When patients require closer titration than that available with doses of ESKALITH (lithium carbonate) CR in increments of 450 mg, immediate-release capsules should be used.
Acute Mania: Optimal patient response to ESKALITH (lithium carbonate) can usually be established and maintained with 1,800 mg per day in divided doses. Such doses will normally produce the desired serum lithium level ranging between 1.0 and 1.5 mEq/L.
Dosage must be individualized according to serum levels and clinical response. Regular monitoring of the patient’s clinical state and serum lithium levels is necessary. Serum levels should be determined twice per week during the acute phase, and until the serum level and clinical condition of the patient have been stabilized.
Long-Term Control: The desirable serum lithium levels are 0.6 to 1.2 mEq/L. Dosage will vary from one individual to another, but usually 900 mg to 1,200 mg per day in divided doses will maintain this level. Serum lithium levels in uncomplicated cases receiving maintenance therapy during remission should be monitored at least every two months.
Patients unusually sensitive to lithium may exhibit toxic signs at serum levels below 1.0 mEq/L.

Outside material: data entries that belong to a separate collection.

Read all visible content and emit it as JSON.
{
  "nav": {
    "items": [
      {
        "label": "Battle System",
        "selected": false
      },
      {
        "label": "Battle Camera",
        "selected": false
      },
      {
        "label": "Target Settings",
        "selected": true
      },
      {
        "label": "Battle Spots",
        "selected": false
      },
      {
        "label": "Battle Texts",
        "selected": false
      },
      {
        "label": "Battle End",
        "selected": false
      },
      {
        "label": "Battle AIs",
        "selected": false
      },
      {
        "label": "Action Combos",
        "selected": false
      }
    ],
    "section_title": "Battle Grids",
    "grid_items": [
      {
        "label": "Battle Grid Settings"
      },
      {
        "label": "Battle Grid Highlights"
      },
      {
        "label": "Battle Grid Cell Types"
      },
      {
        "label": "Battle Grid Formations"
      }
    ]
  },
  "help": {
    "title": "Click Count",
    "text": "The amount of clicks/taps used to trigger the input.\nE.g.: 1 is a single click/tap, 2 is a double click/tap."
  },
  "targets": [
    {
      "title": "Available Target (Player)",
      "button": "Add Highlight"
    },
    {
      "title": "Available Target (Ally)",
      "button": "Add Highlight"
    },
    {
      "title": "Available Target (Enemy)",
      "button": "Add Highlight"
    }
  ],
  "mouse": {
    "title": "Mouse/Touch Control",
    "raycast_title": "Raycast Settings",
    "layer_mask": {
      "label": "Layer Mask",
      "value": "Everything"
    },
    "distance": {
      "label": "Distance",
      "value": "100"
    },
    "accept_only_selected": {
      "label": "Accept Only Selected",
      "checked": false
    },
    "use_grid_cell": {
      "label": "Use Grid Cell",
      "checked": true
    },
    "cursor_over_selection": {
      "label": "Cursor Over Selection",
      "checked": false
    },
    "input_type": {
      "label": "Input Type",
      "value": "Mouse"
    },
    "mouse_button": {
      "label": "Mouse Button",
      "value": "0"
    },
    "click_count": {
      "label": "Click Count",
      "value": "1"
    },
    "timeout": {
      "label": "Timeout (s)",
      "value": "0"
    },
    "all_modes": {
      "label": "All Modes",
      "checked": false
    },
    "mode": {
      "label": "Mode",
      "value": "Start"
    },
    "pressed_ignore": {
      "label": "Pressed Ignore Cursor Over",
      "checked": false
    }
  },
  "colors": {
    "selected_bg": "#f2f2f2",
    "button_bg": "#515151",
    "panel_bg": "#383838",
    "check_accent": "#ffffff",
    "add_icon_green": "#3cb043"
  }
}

N.B.: Blood samples for serum lithium determinations should be drawn immediately prior to the next dose when lithium concentrations are relatively stable (i.e., 8 to 12 hours after the previous dose). Total reliance must not be placed on serum levels alone. Accurate patient evaluation requires both clinical and laboratory analysis.
Elderly patients often respond to reduced dosage, and may exhibit signs of toxicity at serum levels ordinarily tolerated by younger patients.